Joe Kefauver is managing partner of Align Public Strategies, a full-service public affairs and creative firm that helps corporate brands, governments and nonprofits navigate the outside world and inform their internal decision-making. This article does not necessarily reflect the opinions of the editors or management.
One of the more fascinating aspects of the current public policy space is how the traditional legal and regulatory system treats legacy companies and industries versus how it treats emerging start-ups.
For instance, why did policy makers wait nearly two decades to level the tax playing field between traditional brick-and-mortar retailers like Walmart and Target and online retailers like Amazon and Wayfair? Might already-struggling brands like Toys ‘R’ Us or Sears still be alive without competing against tax-free rivals?
The legacy brand start-up conversation obviously touches the restaurant industry as well.
We can easily list all the issues where traditional sit-down restaurants are competing against the onslaught of disrupters no matter what form they take — automation, kiosks, third-party delivery, artificial intelligence — you name it.
Just how is a traditional family-owned bar and grill in Middle America going to compete with a national chain implementing artificial intelligence technology? That local restaurant might be cute and quaint for a while, but they too might eventually be gone. The race to leverage technology will increasingly revolutionize — and disrupt — the industry.
But there are those who see technology as an enabler.
I was recently a participant at the FLEX (Financial Leaders Exchange) Conference put on by the Revelry Group where a phenomenal collection of chief financial officers from both legacy and emerging brands got together to compare notes on the state of the industry, future trend lines, emerging innovations, and what “keeps CFOs up at night.”

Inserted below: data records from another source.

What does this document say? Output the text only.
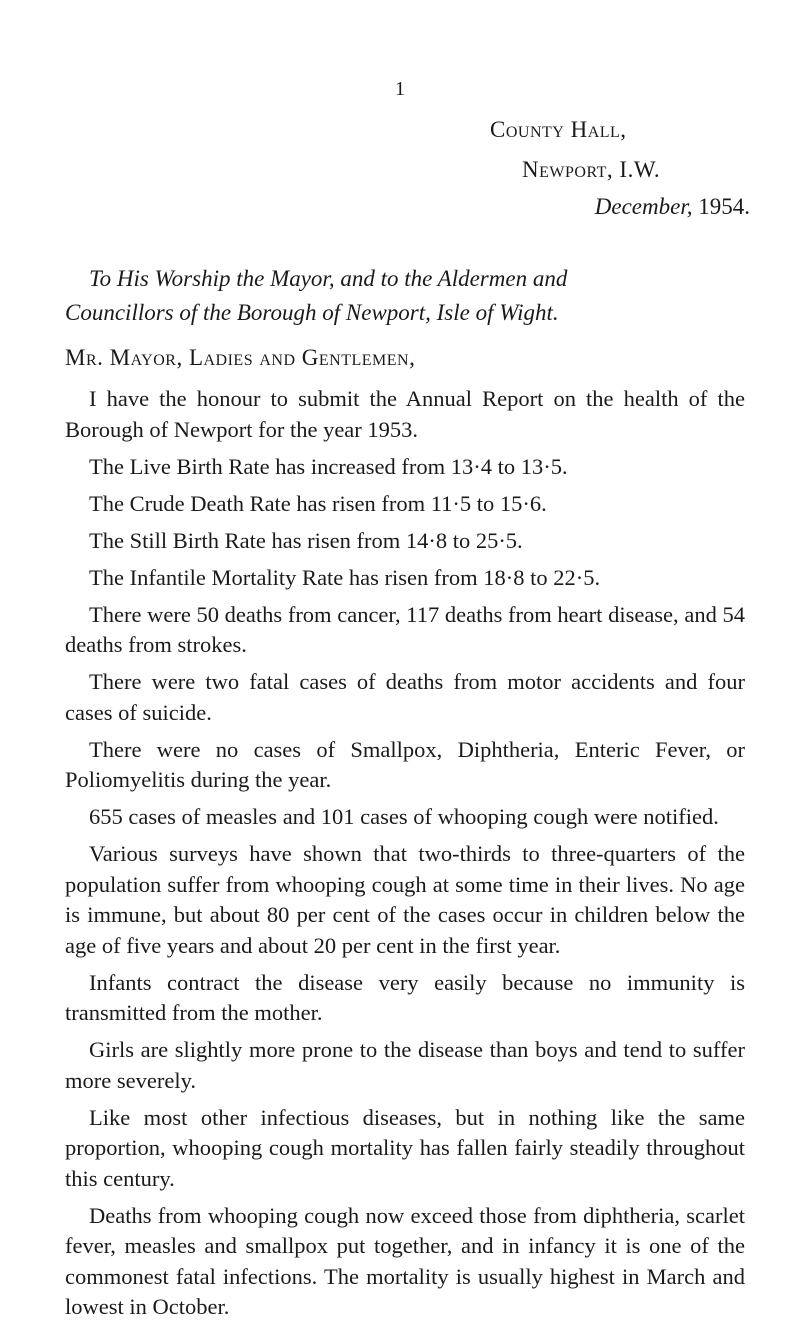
1
County Hall,
Newport, I.W.
December, 1954.
To His Worship the Mayor, and to the Aldermen and
Councillors of the Borough of Newport, Isle of Wight.
Mr. Mayor, Ladies and Gentlemen,

I have the honour to submit the Annual Report on the health of the Borough of Newport for the year 1953.

The Live Birth Rate has increased from 13·4 to 13·5.

The Crude Death Rate has risen from 11·5 to 15·6.

The Still Birth Rate has risen from 14·8 to 25·5.

The Infantile Mortality Rate has risen from 18·8 to 22·5.

There were 50 deaths from cancer, 117 deaths from heart disease, and 54 deaths from strokes.

There were two fatal cases of deaths from motor accidents and four cases of suicide.

There were no cases of Smallpox, Diphtheria, Enteric Fever, or Poliomyelitis during the year.

655 cases of measles and 101 cases of whooping cough were notified.

Various surveys have shown that two-thirds to three-quarters of the population suffer from whooping cough at some time in their lives. No age is immune, but about 80 per cent of the cases occur in children below the age of five years and about 20 per cent in the first year.

Infants contract the disease very easily because no immunity is transmitted from the mother.

Girls are slightly more prone to the disease than boys and tend to suffer more severely.

Like most other infectious diseases, but in nothing like the same proportion, whooping cough mortality has fallen fairly steadily throughout this century.

Deaths from whooping cough now exceed those from diphtheria, scarlet fever, measles and smallpox put together, and in infancy it is one of the commonest fatal infections. The mortality is usually highest in March and lowest in October.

While it was an amazing gathering of energy and intellect, what struck me most was the dichotomy of how legacy and emerging brands view technology.
Legacy brands are trying to absorb technology and integrate it into a tried and true way of delivering their products to their consumers. Their challenge is how do they better leverage technology to more efficiently do what they already do best and stay relevant to a new class of consumer? Basically, how do they incorporate a super cool after-market add-on to a vintage car?
Whereas emerging brands are increasingly viewing themselves less like traditional restaurants and more like tech companies.
Just as Uber and Lyft contend they are merely online platforms to connect customers (riders) with providers (drivers), emerging restaurant brands are seemingly starting off as technology platforms connecting customers (diners) with a provider (their restaurant). Instead of integrating technology into food delivery, they are delivering food via technology. That is a very different animal.
And deeply imbedded in the future of the restaurant conversation is — and should be — the future of work conversation. The whole body of policy and law around the workforce of the future — automation, artificial intelligence, autonomous vehicle delivery, independent contractors, portable benefits — you name it.
While seemingly daunting, all this actually presents opportunities for the industry to be proactive in shaping issues already important to us.
For example, why wouldn't we use the conversation around automation, the breaking down of state and local tax barriers, third-party delivery and online commerce as an excuse to enter a conversation about how antiquated and inefficient the Prohibition-born, three-tier alcohol system is — you know, the one which financially suffocates restaurants, especially independents? Let’s use “Disruption” to turn the tables and instead of being the disrupted entity, why don’t we actually do the disrupting ourselves?
Huge opportunities await us to unsaddle the industry from legacy burdens if we would just have the temerity to face them.
For now, the industry appears content to navel gaze and concentrate on more trivial issues now in lieu of macro issues later — a characteristic that continues to make our industry unique among our peers.
But at some point, we will have to make the uncomfortable jump and wade into these “issues of the future” lest we become the foodie version of Toys-R-Us.